Versatility, fusion, and transgression have paved the way for flexible and performative art forms embraced by emerging contemporary creators. This includes the collective BGL (active from 1996 to 2021), with their poetic installations made of recycled materials, as well as Diane Landry (b.1958) and her sound installations, Claudie Gagnon (b.1964) and her tableaux vivant, and Giorgia Volpe (b.1969) and her urban interventions. In their quest for new visual languages to reflect their reality, these artists advocate for freedom of expression, the fragmentation of artistic forms, and the dismantling of disciplinary boundaries.

 

Diane Landry, Brise-glace (Icebreaker), 2013, video performance for HD projection or video loop monitor, 9 min., 50 sec., created during an artist residency with Productions Recto-Verso, Mois Multi 14, Méduse, Quebec City.
BGL, Jouet d’adulte 2 (Adult Toy 2), 2003–12, used all-terrain vehicle, arrows, aluminum, and paint, 115 x 110 x 170 cm, Musée national des beaux-arts du Québec, Quebec City.

 

In the 2000s, as art took over urban spaces, contemporary sculptures began to appear in numerous city parks: along the Champlain Promenade by the river, around the MNBAQ, in front of the Gare du Palais, at Place Royale, and along the Saint-Charles River Linear Park. The city’s cultural revitalization project, led during the 1990s and 2000s by Mayor Jean-Paul L’Allier (1938–2016), significantly contributed to the flourishing of public art. Since the 1980s, the city’s artistic inventory has grown by more than 250 outdoor artworks, including sculptures and murals.

 

Murals on Dufferin-Montmorency viaduct pillars, presented as part of Passage mural (Mural Passage), organized by Street Art in Action in collaboration with Québec Nova Murale and EXMURO, Quebec City, 2023, photographer unknown.

Today, young muralists are creating a truly unique form of urban art in unexpected locations, such as the pillars of the Dufferin-Montmorency Highway.
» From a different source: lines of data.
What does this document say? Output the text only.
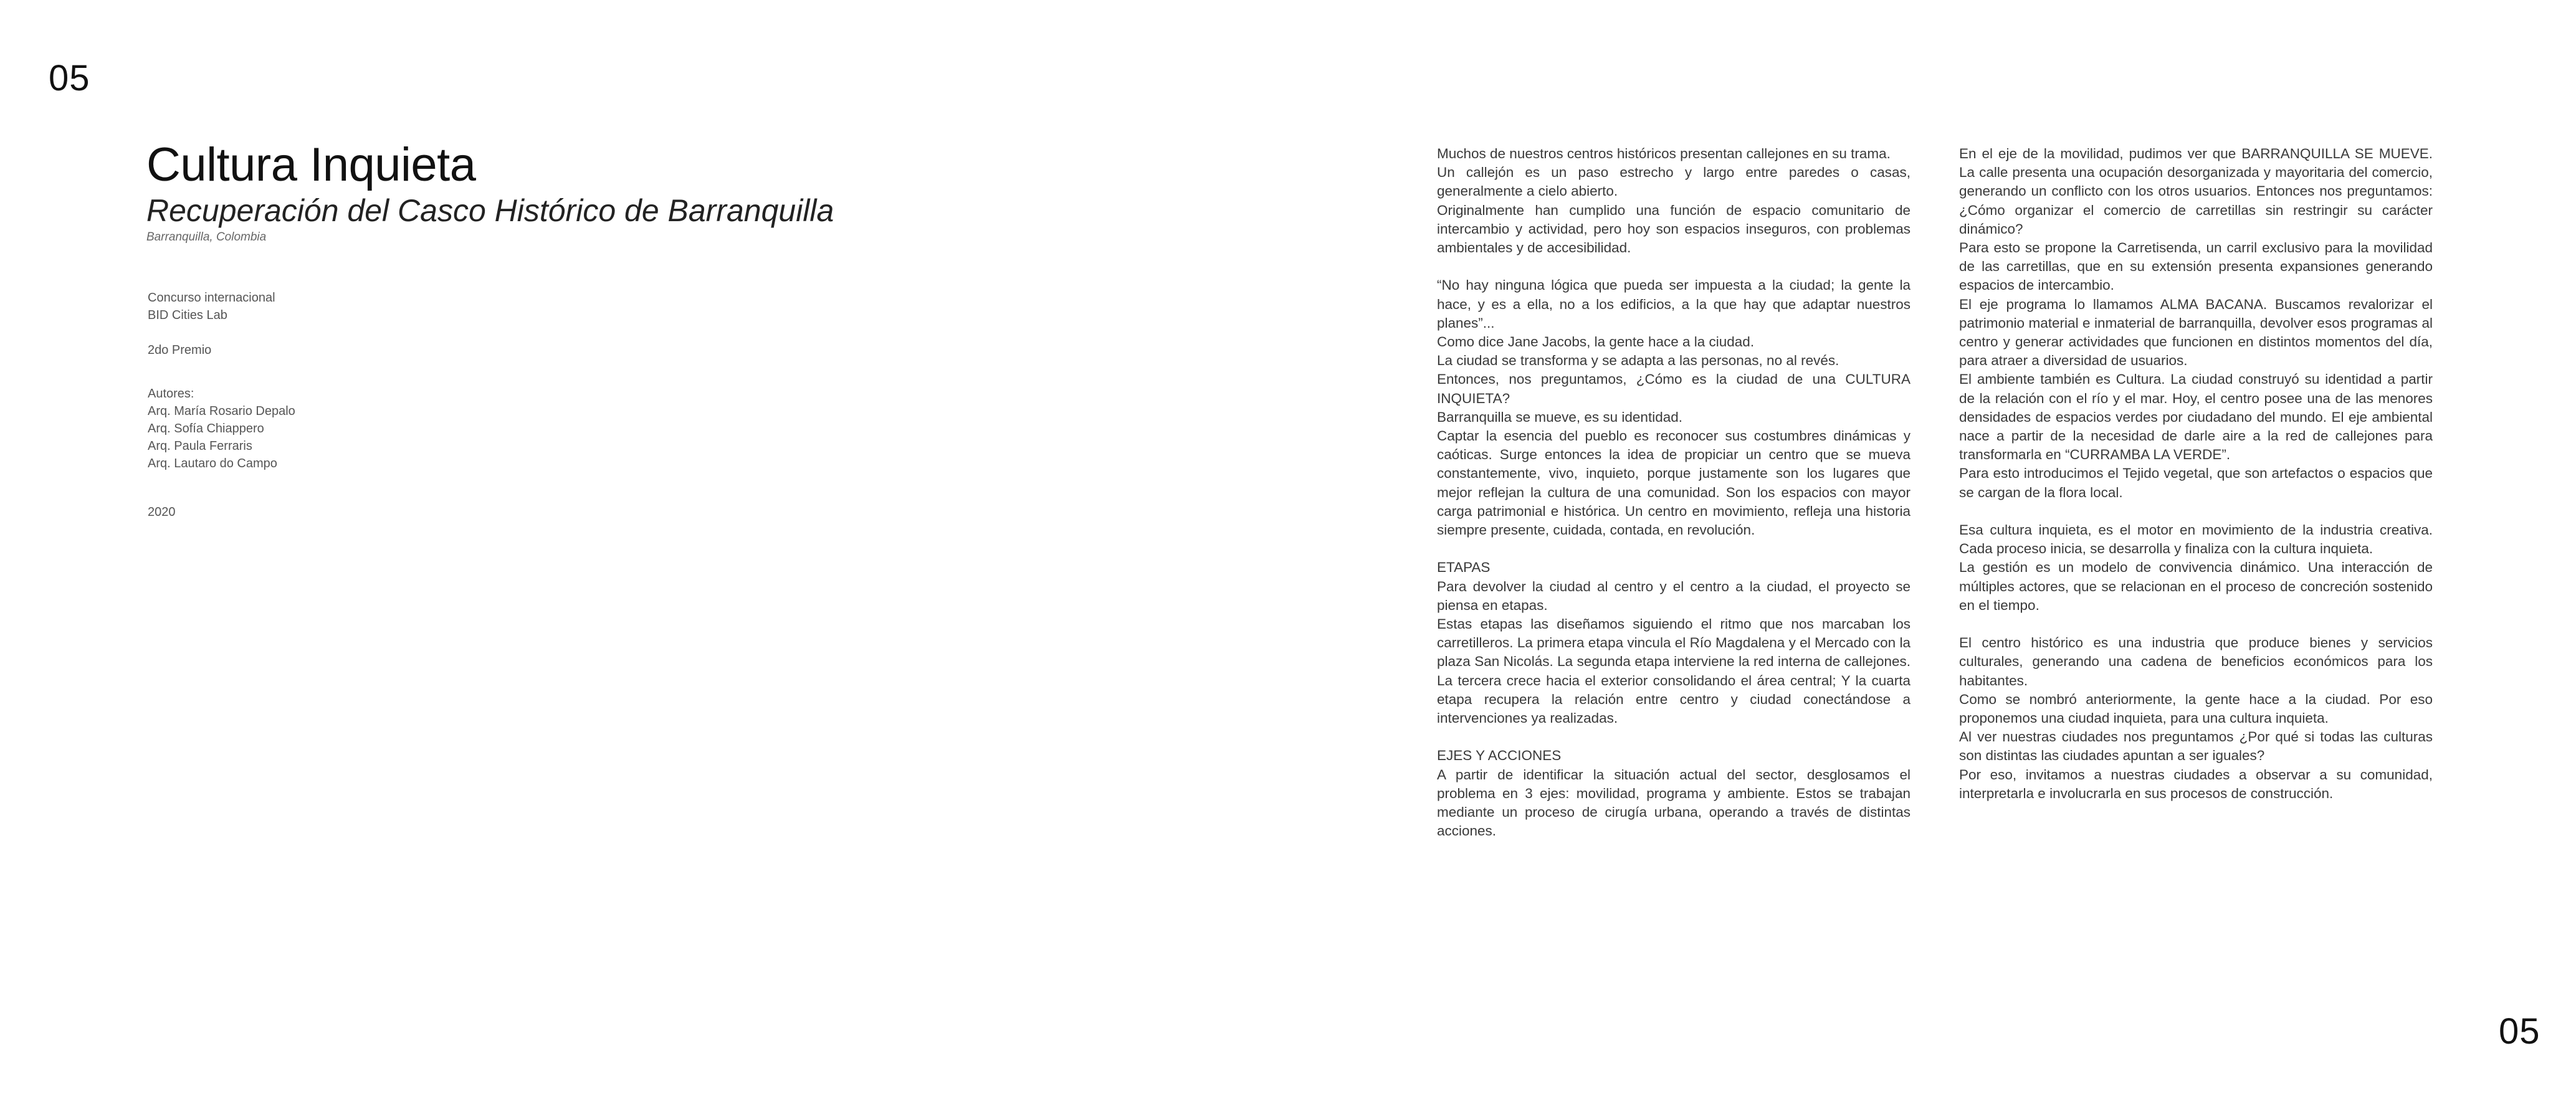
05
05
Cultura Inquieta
Recuperación del Casco Histórico de Barranquilla
Barranquilla, Colombia
Concurso internacional
BID Cities Lab
2do Premio
Autores:
Arq. María Rosario Depalo
Arq. Sofía Chiappero
Arq. Paula Ferraris
Arq. Lautaro do Campo
2020

Muchos de nuestros centros históricos presentan callejones en su trama.

Un callejón es un paso estrecho y largo entre paredes o casas, generalmente a cielo abierto.

Originalmente han cumplido una función de espacio comunitario de intercambio y actividad, pero hoy son espacios inseguros, con problemas ambientales y de accesibilidad.

“No hay ninguna lógica que pueda ser impuesta a la ciudad; la gente la hace, y es a ella, no a los edificios, a la que hay que adaptar nuestros planes”...

Como dice Jane Jacobs, la gente hace a la ciudad.

La ciudad se transforma y se adapta a las personas, no al revés.

Entonces, nos preguntamos, ¿Cómo es la ciudad de una CULTURA INQUIETA?

Barranquilla se mueve, es su identidad.

Captar la esencia del pueblo es reconocer sus costumbres dinámicas y caóticas. Surge entonces la idea de propiciar un centro que se mueva constantemente, vivo, inquieto, porque justamente son los lugares que mejor reflejan la cultura de una comunidad. Son los espacios con mayor carga patrimonial e histórica. Un centro en movimiento, refleja una historia siempre presente, cuidada, contada, en revolución.

ETAPAS

Para devolver la ciudad al centro y el centro a la ciudad, el proyecto se piensa en etapas.

Estas etapas las diseñamos siguiendo el ritmo que nos marcaban los carretilleros. La primera etapa vincula el Río Magdalena y el Mercado con la plaza San Nicolás. La segunda etapa interviene la red interna de callejones. La tercera crece hacia el exterior consolidando el área central; Y la cuarta etapa recupera la relación entre centro y ciudad conectándose a intervenciones ya realizadas.

EJES Y ACCIONES

A partir de identificar la situación actual del sector, desglosamos el problema en 3 ejes: movilidad, programa y ambiente. Estos se trabajan mediante un proceso de cirugía urbana, operando a través de distintas acciones.

En el eje de la movilidad, pudimos ver que BARRANQUILLA SE MUEVE. La calle presenta una ocupación desorganizada y mayoritaria del comercio, generando un conflicto con los otros usuarios. Entonces nos preguntamos: ¿Cómo organizar el comercio de carretillas sin restringir su carácter dinámico?

Para esto se propone la Carretisenda, un carril exclusivo para la movilidad de las carretillas, que en su extensión presenta expansiones generando espacios de intercambio.

El eje programa lo llamamos ALMA BACANA. Buscamos revalorizar el patrimonio material e inmaterial de barranquilla, devolver esos programas al centro y generar actividades que funcionen en distintos momentos del día, para atraer a diversidad de usuarios.

El ambiente también es Cultura. La ciudad construyó su identidad a partir de la relación con el río y el mar. Hoy, el centro posee una de las menores densidades de espacios verdes por ciudadano del mundo. El eje ambiental nace a partir de la necesidad de darle aire a la red de callejones para transformarla en “CURRAMBA LA VERDE”.

Para esto introducimos el Tejido vegetal, que son artefactos o espacios que se cargan de la flora local.

Esa cultura inquieta, es el motor en movimiento de la industria creativa. Cada proceso inicia, se desarrolla y finaliza con la cultura inquieta.

La gestión es un modelo de convivencia dinámico. Una interacción de múltiples actores, que se relacionan en el proceso de concreción sostenido en el tiempo.

El centro histórico es una industria que produce bienes y servicios culturales, generando una cadena de beneficios económicos para los habitantes.

Como se nombró anteriormente, la gente hace a la ciudad. Por eso proponemos una ciudad inquieta, para una cultura inquieta.

Al ver nuestras ciudades nos preguntamos ¿Por qué si todas las culturas son distintas las ciudades apuntan a ser iguales?

Por eso, invitamos a nuestras ciudades a observar a su comunidad, interpretarla e involucrarla en sus procesos de construcción.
This is made possible through events like Passages insolites (Unusual Passages), 2014–23, produced by EXMURO (founded in 2007). During this public festival, multidisciplinary art projects took over the city, transforming it into an open-air museum.

 

The historian and sociologist Fernand Harvey attributes the increased presence of visual arts in the collective life of Quebec City’s people to the government’s public art policy (1981), commonly known as the 1% policy.  The Wendat artist Ludovic Boney (b.1981) is among those who have received commissions as a result of the program. A highly regarded creator of public artworks, Boney made the piece Une cosmologie sans genèse (A Cosmology Without Genesis), 2015, for the MNBAQ, for example. The 1% policy, which celebrates artists’ contributions to architectural and urban design, resonates strongly with other initiatives aimed at beautifying the province’s national, cultural, and tourist capital. A city where art is infused everywhere.

 

Ludovic Boney, Une cosmologie sans genèse (A Cosmology Without Genesis), 2015, aluminum, pigments, and steel cables, 1,570 x 800 cm, Musée national des beaux-arts du Québec, Quebec City.